Andy Murray and Marcus Rashford have once again teamed up, this time to talk about their respective sports as well as their backing for women’s sport.
Last week three-time Grand Slam winner Murray and Manchester United forward Rashford surprised a nurse during an online chat and also took part in a quiz about each other’s careers.
But they were a lot more serious during their latest video ATP Tour meet-up as they discussed the mental pressures of their respective sports.
“One of the nice things about an individual sport that the outcome of the match is solely reliant on you,” two-time Wimbledon champion Murray said about the individuality of tennis.
“If you go out and have a great performance, the chances are that you win. Whereas in a team sport you might play badly, and the rest of your team plays great and you still win.
“In the individual sport that does put quite a lot of pressure on, you put quite a lot of pressure on yourself to perform.”
He added: “When I played team sports at school growing up like playing football with my friends, I did love that. I still love the team competitions in tennis,.
“It is quite different [as an individual] because the losses that you have are maybe tougher as you don’t have really a group of people around you that are dealing with the same thing.
“Sometimes tennis can feel a little bit lonely, you’re travelling, and you might be playing in Australia and all your family is back home. So, it’s not like when you lose a tough match, you then come in with your family or anything.”
Footballer Rashford, meanwhile, highlighted that the only time a football player really faces individual pressure is when they line up to take a penalty.
“I think the moment of a penalty is the one time where a footballer’s mindset is in the similar mindset to what you just spoke about,” he said. “It’s just you against the keeper, and if you take a good penalty, you’re going to score and ultimately win the game for your team.
“With tennis, you’re doing that all the time against one opponent. I’d probably say you’re in more of a rhythm of doing that, so I’d probably say the penalty is more difficult, purely because there aren’t that many of them that come about in games.”

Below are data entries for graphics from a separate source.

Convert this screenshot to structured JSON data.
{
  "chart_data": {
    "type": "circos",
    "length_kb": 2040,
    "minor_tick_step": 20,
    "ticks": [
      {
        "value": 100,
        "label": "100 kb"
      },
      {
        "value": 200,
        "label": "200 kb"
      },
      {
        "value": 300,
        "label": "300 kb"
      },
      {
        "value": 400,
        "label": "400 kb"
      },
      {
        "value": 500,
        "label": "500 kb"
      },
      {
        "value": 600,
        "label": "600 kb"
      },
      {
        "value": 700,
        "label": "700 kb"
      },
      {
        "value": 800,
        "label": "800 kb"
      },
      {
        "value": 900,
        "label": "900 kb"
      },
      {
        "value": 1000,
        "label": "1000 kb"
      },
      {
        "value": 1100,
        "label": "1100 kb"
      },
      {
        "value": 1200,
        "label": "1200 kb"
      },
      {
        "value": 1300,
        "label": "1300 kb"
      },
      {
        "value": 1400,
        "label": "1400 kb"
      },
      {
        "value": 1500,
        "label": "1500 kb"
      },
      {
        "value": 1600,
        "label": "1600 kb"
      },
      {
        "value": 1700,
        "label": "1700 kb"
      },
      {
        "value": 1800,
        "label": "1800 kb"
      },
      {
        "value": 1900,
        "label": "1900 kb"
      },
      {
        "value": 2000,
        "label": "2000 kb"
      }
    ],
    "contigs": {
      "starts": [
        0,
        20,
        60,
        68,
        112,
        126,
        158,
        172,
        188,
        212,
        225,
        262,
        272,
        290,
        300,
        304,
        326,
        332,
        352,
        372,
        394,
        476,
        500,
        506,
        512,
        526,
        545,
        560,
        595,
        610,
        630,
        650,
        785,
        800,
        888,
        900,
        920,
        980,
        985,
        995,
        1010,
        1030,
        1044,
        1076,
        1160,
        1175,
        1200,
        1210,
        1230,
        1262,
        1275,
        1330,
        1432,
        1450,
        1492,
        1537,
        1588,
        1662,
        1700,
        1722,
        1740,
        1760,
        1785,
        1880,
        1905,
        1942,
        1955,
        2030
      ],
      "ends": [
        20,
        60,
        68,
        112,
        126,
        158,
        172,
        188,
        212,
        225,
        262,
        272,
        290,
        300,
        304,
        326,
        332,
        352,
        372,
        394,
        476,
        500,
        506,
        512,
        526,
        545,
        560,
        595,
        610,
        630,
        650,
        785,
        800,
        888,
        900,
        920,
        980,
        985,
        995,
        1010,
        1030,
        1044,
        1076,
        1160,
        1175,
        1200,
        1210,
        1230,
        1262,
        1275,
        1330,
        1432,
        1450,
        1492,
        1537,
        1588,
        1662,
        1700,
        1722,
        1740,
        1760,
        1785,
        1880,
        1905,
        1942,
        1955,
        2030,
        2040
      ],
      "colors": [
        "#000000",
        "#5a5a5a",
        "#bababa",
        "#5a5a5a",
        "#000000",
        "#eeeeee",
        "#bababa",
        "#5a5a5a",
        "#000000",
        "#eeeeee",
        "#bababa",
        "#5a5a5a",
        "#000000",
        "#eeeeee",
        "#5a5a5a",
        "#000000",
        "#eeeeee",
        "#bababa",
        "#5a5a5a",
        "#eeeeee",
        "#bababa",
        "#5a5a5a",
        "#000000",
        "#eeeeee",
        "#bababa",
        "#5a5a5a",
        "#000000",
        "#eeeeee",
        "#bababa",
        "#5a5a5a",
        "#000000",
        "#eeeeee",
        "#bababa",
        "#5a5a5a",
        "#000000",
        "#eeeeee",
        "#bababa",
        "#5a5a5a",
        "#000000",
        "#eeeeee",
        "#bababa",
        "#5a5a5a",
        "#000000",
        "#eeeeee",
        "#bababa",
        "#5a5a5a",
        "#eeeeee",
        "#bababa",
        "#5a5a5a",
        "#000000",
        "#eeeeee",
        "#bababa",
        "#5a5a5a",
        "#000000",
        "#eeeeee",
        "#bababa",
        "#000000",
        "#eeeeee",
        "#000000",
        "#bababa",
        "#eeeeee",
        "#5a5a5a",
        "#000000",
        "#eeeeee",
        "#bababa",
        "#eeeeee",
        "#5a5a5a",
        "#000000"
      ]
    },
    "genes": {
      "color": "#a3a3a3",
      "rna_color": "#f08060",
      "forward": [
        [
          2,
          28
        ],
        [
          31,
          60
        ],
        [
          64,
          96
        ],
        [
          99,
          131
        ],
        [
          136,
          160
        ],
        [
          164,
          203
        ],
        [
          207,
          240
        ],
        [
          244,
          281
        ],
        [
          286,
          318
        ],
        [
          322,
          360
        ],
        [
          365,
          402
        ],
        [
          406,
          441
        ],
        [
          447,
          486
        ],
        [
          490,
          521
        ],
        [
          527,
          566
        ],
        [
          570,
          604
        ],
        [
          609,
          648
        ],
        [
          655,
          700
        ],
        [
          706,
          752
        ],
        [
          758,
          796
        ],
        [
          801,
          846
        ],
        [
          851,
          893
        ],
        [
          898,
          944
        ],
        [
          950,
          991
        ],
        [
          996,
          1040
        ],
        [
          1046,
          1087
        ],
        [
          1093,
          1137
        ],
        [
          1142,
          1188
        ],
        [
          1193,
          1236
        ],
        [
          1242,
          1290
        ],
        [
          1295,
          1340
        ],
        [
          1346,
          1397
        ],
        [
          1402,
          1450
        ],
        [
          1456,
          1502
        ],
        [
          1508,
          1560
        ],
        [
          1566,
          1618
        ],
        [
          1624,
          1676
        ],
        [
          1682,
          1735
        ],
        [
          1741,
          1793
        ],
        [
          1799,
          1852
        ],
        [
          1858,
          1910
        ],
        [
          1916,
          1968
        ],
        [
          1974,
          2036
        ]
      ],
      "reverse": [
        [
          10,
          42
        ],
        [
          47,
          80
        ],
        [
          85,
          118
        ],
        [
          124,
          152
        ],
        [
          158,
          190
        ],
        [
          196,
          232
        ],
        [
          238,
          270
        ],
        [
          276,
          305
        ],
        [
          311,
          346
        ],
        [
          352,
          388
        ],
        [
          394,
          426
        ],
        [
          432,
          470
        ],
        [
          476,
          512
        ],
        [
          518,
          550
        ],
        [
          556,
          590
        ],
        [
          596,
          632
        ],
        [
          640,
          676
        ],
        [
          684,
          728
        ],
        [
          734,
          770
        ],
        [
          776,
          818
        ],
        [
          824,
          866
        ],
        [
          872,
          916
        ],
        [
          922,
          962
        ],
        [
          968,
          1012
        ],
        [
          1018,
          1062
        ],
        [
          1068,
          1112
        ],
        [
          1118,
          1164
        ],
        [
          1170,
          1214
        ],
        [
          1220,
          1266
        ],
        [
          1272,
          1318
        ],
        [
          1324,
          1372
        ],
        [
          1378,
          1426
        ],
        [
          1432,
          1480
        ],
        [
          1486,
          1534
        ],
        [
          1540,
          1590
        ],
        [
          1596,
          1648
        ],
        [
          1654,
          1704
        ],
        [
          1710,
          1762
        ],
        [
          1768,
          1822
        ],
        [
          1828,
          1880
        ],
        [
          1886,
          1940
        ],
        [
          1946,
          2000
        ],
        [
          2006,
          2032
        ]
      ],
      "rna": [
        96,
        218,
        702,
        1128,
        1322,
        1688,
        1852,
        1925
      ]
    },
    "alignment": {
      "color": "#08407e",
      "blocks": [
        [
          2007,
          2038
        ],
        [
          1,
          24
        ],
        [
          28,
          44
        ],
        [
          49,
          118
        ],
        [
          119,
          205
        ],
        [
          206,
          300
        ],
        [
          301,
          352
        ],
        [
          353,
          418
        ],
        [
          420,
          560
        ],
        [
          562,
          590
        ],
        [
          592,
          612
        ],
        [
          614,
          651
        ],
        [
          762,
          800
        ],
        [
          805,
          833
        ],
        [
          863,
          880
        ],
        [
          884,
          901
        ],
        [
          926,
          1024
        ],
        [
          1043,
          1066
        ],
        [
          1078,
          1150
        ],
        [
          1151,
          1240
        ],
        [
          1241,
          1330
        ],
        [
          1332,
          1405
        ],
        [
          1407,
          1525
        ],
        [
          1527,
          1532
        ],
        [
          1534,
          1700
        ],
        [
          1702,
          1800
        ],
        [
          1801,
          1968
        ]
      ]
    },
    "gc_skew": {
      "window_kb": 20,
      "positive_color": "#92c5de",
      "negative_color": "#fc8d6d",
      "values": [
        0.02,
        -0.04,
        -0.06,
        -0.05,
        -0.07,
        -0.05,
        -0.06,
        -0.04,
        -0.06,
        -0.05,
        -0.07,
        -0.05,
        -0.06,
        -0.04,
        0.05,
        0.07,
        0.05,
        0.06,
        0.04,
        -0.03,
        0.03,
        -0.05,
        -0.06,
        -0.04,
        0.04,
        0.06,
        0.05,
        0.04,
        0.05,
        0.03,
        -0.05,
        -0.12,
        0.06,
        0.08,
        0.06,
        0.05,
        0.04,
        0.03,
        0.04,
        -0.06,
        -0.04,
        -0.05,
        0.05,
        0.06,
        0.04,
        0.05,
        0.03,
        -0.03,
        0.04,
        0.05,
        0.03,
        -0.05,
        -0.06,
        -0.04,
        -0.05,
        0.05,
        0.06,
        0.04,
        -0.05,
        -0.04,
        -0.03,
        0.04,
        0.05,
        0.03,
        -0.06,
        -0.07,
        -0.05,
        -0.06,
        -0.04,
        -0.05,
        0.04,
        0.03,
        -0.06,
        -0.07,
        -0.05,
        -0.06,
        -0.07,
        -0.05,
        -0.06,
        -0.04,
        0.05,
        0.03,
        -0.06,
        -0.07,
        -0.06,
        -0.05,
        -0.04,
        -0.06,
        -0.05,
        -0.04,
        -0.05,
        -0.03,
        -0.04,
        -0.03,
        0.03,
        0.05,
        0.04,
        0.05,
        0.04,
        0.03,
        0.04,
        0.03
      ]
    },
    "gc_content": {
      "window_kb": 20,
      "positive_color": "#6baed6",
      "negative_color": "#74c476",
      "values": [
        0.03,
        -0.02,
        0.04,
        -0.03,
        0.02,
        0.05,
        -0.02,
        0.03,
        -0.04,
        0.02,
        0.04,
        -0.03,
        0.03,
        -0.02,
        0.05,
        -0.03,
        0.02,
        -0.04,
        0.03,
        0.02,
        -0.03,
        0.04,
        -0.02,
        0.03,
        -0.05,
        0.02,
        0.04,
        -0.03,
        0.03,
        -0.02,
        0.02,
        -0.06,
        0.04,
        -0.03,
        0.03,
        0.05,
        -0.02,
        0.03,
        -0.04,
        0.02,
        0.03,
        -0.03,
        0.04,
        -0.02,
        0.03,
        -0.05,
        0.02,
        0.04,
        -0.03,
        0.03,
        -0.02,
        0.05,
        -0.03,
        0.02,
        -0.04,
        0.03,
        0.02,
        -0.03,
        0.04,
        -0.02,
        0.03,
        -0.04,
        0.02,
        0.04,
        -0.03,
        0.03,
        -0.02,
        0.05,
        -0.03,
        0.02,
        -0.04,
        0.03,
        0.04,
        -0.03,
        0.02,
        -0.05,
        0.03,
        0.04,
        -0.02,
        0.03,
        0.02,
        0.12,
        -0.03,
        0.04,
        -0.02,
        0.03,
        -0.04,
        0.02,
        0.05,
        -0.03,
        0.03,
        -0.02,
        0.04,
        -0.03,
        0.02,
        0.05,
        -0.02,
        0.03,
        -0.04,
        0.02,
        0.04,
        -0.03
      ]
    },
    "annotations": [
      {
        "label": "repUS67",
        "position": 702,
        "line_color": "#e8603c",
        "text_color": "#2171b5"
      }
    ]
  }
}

The two also discussed women’s sport and Rashford expressed his hope that the sport will continue to rise.
“Growing up I used to play a lot of street football, there used to be 15/20 of us that would go, and other than me, the other best player was a girl called Jodie,” the footballer said.
“She used to play every type of street football that we used to do so I’ve always been interested in watching that and trying to follow people’s journeys. I think it’s important that it [women’s football] keeps trying to rise and more people should watch it.”
Murray has always been a champion for equality in not only tennis, but all sport, and the former world No 1 admits tennis is slightly ahead in terms of gender equality.
“I think that in tennis we’re pretty lucky,” he said.
“Men and women are competing in the same venues all of the time and at the biggest events. I think that’s one of the things that makes us unique and special as a sport.
“We’ve got the men and women competing on the same courts, at the same tournaments, for the same prize money and I think that’s quite attractive for fans of tennis.
He continued: “I think in football it is certainly improving as well.
“There is a lot more visibility around the women’s game and I know the World Cup was great for that. Some of the viewing figures for the England games were brilliant and hopefully it keeps pushing forward.”